Saturday, August 15, 2009

Things are better


I feel better now that I have met people but I still think that sometimes I get my self into situation which I can not control. I feel you have given me strength and God has too. I can be myself, strong, keep a clear heart and make decisions which will keep me with a clear conscience. It makes me happy to feel that I can make the right choices. I know that it is hard to do things I want to do sometimes. I have faith that one day, I will be a happy woman with a great husband and controllable kids. I am going to try and make sure I can do all I can to not disappoint dad and Na'im and I really want to try and keep Sunny happy too. I hope you are at peace and my love and thoughts are always with you. You are still my rock. Even though there are other things that give me strength too, you are the one person who made me this way to begin with. I love you and thank you for showing me the right path.

Friday, July 31, 2009

Dear Mum


As you probably know I am in Brussels and I feel pretty down. I feel like I need to cry but I'm not sure what I'd be crying about.

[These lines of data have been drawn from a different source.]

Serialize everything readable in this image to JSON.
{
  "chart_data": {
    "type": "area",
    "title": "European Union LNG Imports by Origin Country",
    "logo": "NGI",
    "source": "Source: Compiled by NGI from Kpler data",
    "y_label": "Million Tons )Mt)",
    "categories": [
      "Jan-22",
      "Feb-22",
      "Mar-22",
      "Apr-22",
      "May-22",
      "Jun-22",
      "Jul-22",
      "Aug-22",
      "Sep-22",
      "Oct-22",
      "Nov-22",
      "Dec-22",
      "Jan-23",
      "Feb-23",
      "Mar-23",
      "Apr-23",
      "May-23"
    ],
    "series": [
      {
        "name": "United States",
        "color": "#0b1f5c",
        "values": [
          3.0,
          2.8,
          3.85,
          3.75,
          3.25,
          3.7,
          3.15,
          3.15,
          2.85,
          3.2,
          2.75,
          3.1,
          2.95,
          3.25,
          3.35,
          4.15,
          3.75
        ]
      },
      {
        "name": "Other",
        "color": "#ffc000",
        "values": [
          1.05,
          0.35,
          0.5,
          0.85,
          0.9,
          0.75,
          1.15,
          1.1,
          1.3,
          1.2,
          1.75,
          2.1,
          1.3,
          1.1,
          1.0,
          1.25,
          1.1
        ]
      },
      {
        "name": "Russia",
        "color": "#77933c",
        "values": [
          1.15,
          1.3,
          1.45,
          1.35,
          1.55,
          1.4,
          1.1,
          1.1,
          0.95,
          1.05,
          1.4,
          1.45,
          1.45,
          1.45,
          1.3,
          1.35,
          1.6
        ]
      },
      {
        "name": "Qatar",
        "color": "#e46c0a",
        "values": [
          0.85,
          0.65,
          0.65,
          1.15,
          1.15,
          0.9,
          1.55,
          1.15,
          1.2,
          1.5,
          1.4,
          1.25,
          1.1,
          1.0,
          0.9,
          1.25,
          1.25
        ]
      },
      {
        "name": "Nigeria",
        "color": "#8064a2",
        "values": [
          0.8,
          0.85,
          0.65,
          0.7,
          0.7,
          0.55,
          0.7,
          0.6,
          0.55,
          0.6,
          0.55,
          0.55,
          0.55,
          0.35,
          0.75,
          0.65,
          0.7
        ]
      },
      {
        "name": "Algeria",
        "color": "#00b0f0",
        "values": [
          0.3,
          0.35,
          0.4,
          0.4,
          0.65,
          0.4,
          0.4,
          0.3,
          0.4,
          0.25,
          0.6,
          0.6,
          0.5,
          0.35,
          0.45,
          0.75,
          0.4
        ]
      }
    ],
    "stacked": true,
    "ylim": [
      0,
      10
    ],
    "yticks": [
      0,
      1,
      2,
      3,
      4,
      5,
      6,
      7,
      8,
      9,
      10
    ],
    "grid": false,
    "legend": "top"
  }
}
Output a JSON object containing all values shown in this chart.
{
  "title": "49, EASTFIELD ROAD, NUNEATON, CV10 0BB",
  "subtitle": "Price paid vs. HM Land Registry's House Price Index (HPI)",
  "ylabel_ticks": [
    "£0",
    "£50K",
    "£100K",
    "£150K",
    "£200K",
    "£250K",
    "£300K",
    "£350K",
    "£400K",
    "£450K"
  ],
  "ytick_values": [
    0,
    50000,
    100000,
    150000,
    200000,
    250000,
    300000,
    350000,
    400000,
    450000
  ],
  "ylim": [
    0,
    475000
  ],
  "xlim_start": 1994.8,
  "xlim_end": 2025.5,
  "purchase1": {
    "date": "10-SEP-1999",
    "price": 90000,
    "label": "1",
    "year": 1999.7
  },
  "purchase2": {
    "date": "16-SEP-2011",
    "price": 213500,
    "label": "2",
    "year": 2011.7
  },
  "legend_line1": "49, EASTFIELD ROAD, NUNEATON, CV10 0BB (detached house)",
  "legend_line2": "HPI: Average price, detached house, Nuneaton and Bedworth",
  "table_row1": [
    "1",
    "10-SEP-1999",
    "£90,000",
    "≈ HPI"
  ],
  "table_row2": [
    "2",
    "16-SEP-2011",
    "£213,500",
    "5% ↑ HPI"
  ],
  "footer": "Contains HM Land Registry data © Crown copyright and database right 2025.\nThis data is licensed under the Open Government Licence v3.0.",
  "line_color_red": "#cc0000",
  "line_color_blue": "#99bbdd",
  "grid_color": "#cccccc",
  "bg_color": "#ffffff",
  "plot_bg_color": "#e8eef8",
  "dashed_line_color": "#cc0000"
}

When I came here I just wanted to make friends and now I've met people but I don't want to spend time with them. I feel like every new girl I meet has it in for me. They all hate me mum and I don't know why. I try and be really nice to new people I meet but it never seems to pay off with the girls. They all want to be bitchy and shit. Well, not all, just most.

I feel like I can't rely on any female to listen to me when I am down. I mean, there are a couple, two actually, but I don't want to be a burden on them, they have been there for me so much in the past, they'll just get fed up of me eventually.

Mum, what did you do that made me so happy and strong? I can't seem to understand what it was. I guess that feeling of you and dad being there was enough and I hope that I can be happy like that once again. It's really hard to keep going when I feel so empty inside. It' a big effort to be happy and I wish I could go back to when I was 16 and change everything.

I love you mum and I wish you were here. My life hasn't been the same. I need you back in my life so badly. I feel scared and weak. I need you here and I would do anything to see you again.

Please help me to find the courage to carry on living my life as I use to.

I don't have one person i my life who can always make me smile.